As with many political events in Iran, you really have to wait and see what happens. To me, I find it hard to imagine that Khamenei and Ahmadinejad would compromise and offer a new election or a complete recount of the votes. But this is exactly what Mousavi and Karroubi are requesting, and even Rezaei, who is a former head of the Revolutionary Guard Corps, has sent a letter calling for a systematic reappraisal of the election. So far, the Mousavi camp is sticking to its guns and it not accepting a partial recount, which the Guardian Council has offered.

What is important to note is that this opposition is occurring both on the streets and among the elite. Ahmadinejad basically has distanced himself and even threatened a large spectrum of the Iranian political establishment, from former president Hashemi Rafsanjani to [Ali Akbar] Nateq-Nouri, the former head of the parliament and a very prominent clerical figure. Ahmadinejad has accused these figures as corrupt individuals who have stolen funds from the public realm.

Why do you think that the supreme leader was so strong on behalf of Ahmadinejad? Would it have hurt him to accept Mousavi? Are the two old enemies?

That’s the question that many Iranians have been asking. It’s been quite clear that throughout these past four years, Khamenei has been supporting Ahmadinejad. But it’s quite shocking that he’s willing to do it at such a high price. There’s a little too much made of this rivalry in the 1980s between Mousavi and Khamenei. There was some of that, but nonetheless both of them were committed revolutionary leaders and members of the Islamic Republic. Mousavi is not a radical figure. Many Iranians are surprised at how strongly he’s spoken out in the past week or so. He’s not known as being a fiery speaker. He’s considered a conciliatory moderate. He’s not as much a threat to Khamenei as, for instance, Khatami was.

Why Khamenei is taking this position is quite hard to tell. Some have suggested that it’s because he’s under threats and under pressure by Ahmadinejad and his military-intelligence circle that have, in a sense, imposed this upon the leader. One of the questions is how much Ahmadinejad is in the forefront and Khamenei is following him, and how much it’s the other way around. Some of these events in the past few days suggest that it may in fact be Khamenei who is reluctantly following Ahmadinejad’s lead, rather than the other way around. However, this is difficult to tell.

What does this mean for U.S. efforts in getting into a direct dialogue with Iran? Should that continue? Is that harder to do now?

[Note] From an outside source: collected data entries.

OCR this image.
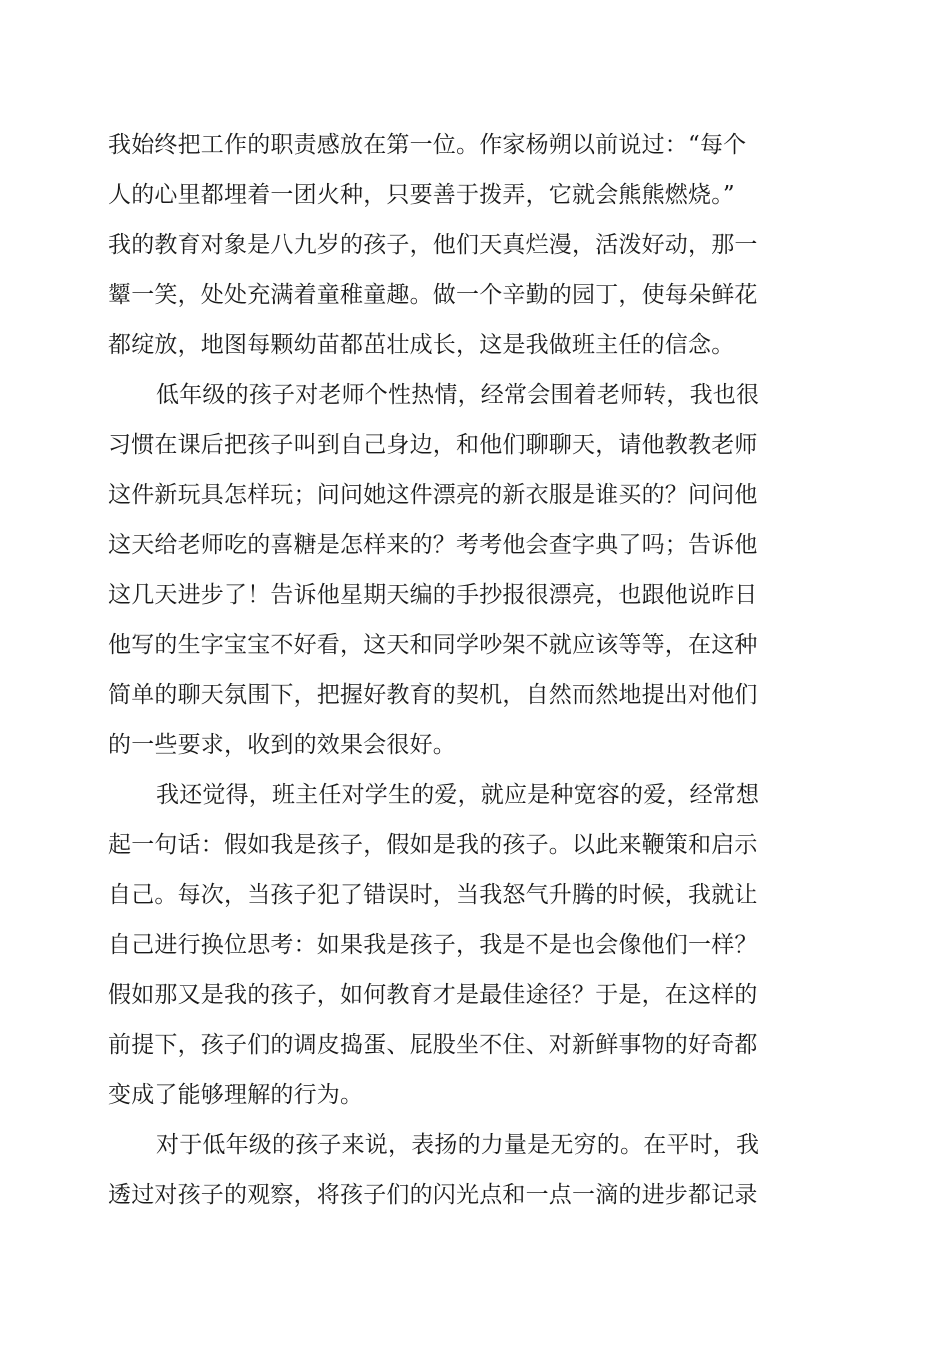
我始终把工作的职责感放在第一位。作家杨朔以前说过：“每个
人的心里都埋着一团火种，只要善于拨弄，它就会熊熊燃烧。”
我的教育对象是八九岁的孩子，他们天真烂漫，活泼好动，那一
颦一笑，处处充满着童稚童趣。做一个辛勤的园丁，使每朵鲜花
都绽放，地图每颗幼苗都茁壮成长，这是我做班主任的信念。
低年级的孩子对老师个性热情，经常会围着老师转，我也很
习惯在课后把孩子叫到自己身边，和他们聊聊天，请他教教老师
这件新玩具怎样玩；问问她这件漂亮的新衣服是谁买的？问问他
这天给老师吃的喜糖是怎样来的？考考他会查字典了吗；告诉他
这几天进步了！告诉他星期天编的手抄报很漂亮，也跟他说昨日
他写的生字宝宝不好看，这天和同学吵架不就应该等等，在这种
简单的聊天氛围下，把握好教育的契机，自然而然地提出对他们
的一些要求，收到的效果会很好。
我还觉得，班主任对学生的爱，就应是种宽容的爱，经常想
起一句话：假如我是孩子，假如是我的孩子。以此来鞭策和启示
自己。每次，当孩子犯了错误时，当我怒气升腾的时候，我就让
自己进行换位思考：如果我是孩子，我是不是也会像他们一样？
假如那又是我的孩子，如何教育才是最佳途径？于是，在这样的
前提下，孩子们的调皮捣蛋、屁股坐不住、对新鲜事物的好奇都
变成了能够理解的行为。
对于低年级的孩子来说，表扬的力量是无穷的。在平时，我
透过对孩子的观察，将孩子们的闪光点和一点一滴的进步都记录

It would be very difficult to do in this current context. It should be noted by U.S. foreign policymakers that at least in this moment, President-elect Ahmadinejad is truly suffering from a crisis of legitimacy in the eyes of many Iranians. He’s not viewed as the legitimate president. The election is still highly suspect. [On] Saturday I talked to a couple of people who told me they voted for Ahmadinejad and yet were sympathetic toward the protesters and appalled by the way the election was handled. This crisis in Iran is not simply between Mousavi and Ahmadinejad. It’s basically over how election laws are followed or not followed, and as the days have gone on, over the way the Basij [Iranian paramilitary force] and the military wing have violently treated the protests in the street.